College basketball has been dealing with a "one-and-done" structure since 2005, when it was part of the collective bargaining agreement between the NBA and its players association. Currently, a player can be eligible for the draft when he's 19 and a year removed from high school.
The league and the players group had a CBA in 2011 that included a revision of the one-and-done at any time, and Silver said this spring that raising the minimum age was his top priority.
"I think it would be a spectacular adjustment," new Auburn coach Bruce Pearl said. "Too many guys have gone a year early, gotten drafted and signed their first contract, but when it was time to really get paid on that second contract, they weren't good enough because they were just too young. Just think what Kansas would look like if those two kids were coming back and what Duke would look like if those two kids were coming back or what Kentucky would look like if they had a couple of guys back."
Said Arkansas coach Mike Anderson: "The one-and-done sometimes makes a mockery of the college experience. I think the product that's going to the NBA would be better and more refined in terms of going in and helping teams instead of going in and sitting and waiting."
No coach has navigated this one-and-done era more effectively than Kentucky's John Calipari. Despite signing 11 freshmen who months later became NBA first-round selections, Calipari has led teams to three Final Fours and one national championship in his five seasons in Lexington.

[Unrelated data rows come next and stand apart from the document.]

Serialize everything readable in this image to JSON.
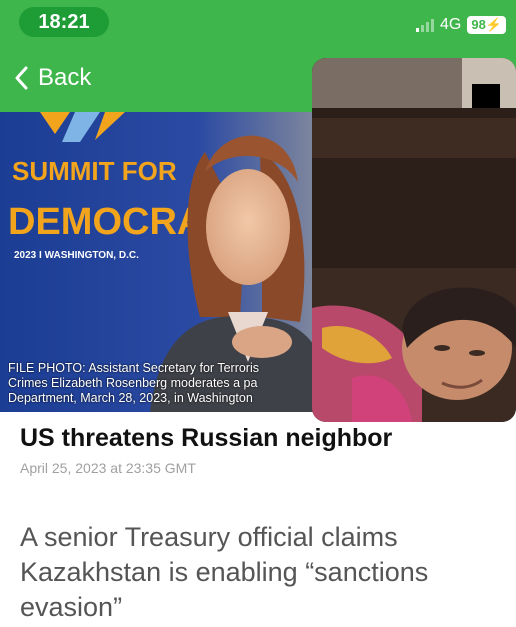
{
  "status_bar": {
    "time": "18:21",
    "network": "4G",
    "battery": "98"
  },
  "nav": {
    "back_label": "Back"
  },
  "photo": {
    "banner_line1": "SUMMIT FOR",
    "banner_line2": "DEMOCRACY",
    "banner_line3": "2023 I WASHINGTON, D.C.",
    "caption_lines": [
      "FILE PHOTO: Assistant Secretary for Terroris",
      "Crimes Elizabeth Rosenberg moderates a pa",
      "Department, March 28, 2023, in Washington"
    ]
  },
  "article": {
    "headline": "US threatens Russian neighbor",
    "timestamp": "April 25, 2023 at 23:35 GMT",
    "summary": "A senior Treasury official claims Kazakhstan is enabling “sanctions evasion”"
  },
  "colors": {
    "header_green": "#3fb64c",
    "time_pill": "#1e9d36",
    "banner_blue": "#1b3a8f",
    "banner_orange": "#f2a51c"
  }
}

"There were coaches last year whose primary guys were freshmen, and they couldn't advance in the NCAA tournament," Calipari said. "Afterwards they said how difficult that was, and it is. Try starting five freshmen and doing it. To do this every year in this environment at Kentucky isn't impossible, because for five years we've done it, but we did have a year when Nerlens [Noel] got hurt.

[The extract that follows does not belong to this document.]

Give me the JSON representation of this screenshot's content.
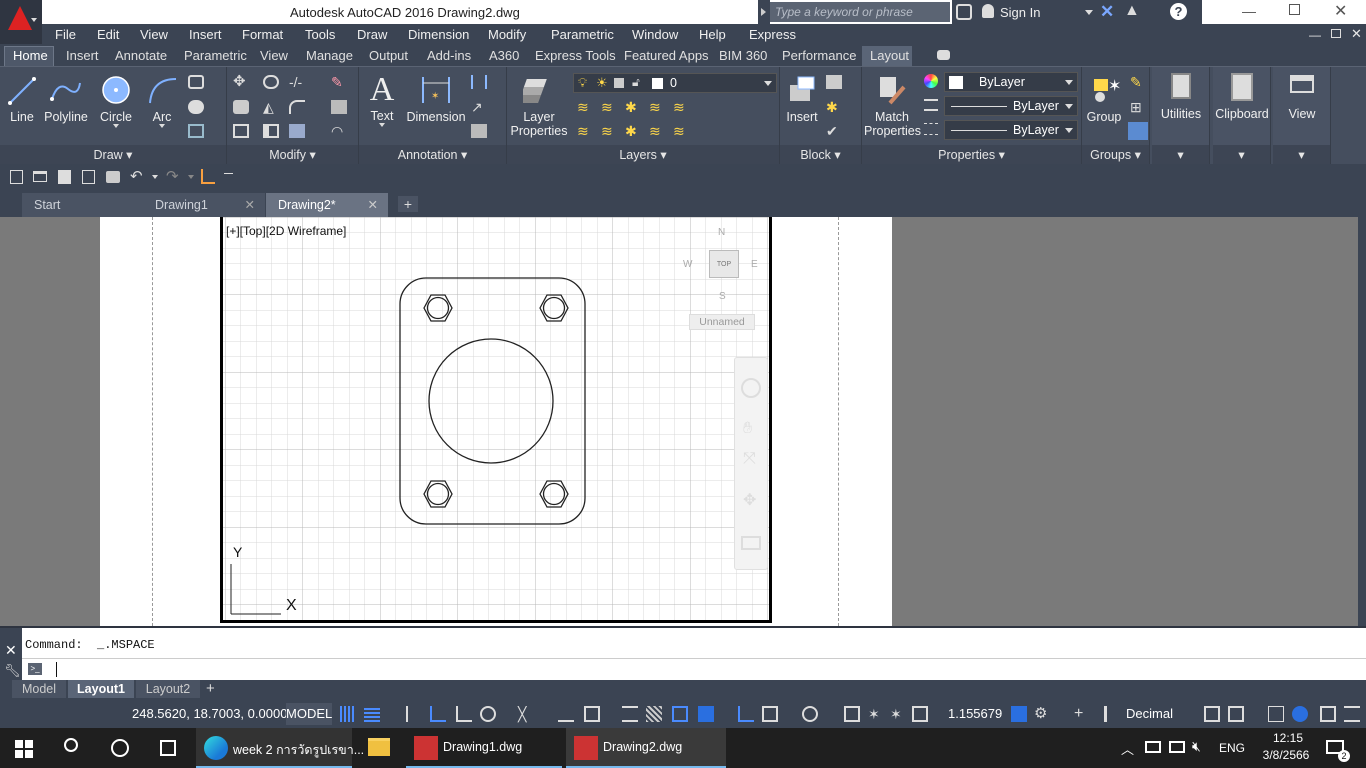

"If he doesn't get hurt, we're probably a Sweet 16 team, but he does get hurt and we're not only an NIT team but an NIT team that loses in the first round. It's a dangerous thing for the coach."
Calipari said college players would be better prepared for the NBA with two seasons of experience, but he does believe a lottery pick has the right to leave after one year. He would like the NCAA to enhance the cost of attendance for players and to cover their insurance, and he wants more of a working relationship with combines so players can make better decisions.
"We finally after five years of wrangling got the food right," Calipari said. "We can now feed these kids without feeling like we're going to go to jail and that we're criminals for feeding them."
One concern with raising the age from 19 to 20 is the potential increase in players who could opt for the NBA's Developmental League or take the Brandon Jennings route.
Jennings bypassed college after graduating from Oak Hill Academy and played a year in Italy for $1.65 million. He declared for the 2009 NBA draft and was selected 10th overall by the Milwaukee Bucks.
"From a marketing standpoint, there is no way anyone who goes overseas or who plays in the D-league can even remotely touch the exposure that you're getting in the college game," Pearl said. "They could potentially be forgotten. I think there would be a player or two every year who academically doesn't want the rigors of having to go to college, and I think that would be more of a factor as opposed to the money being a factor."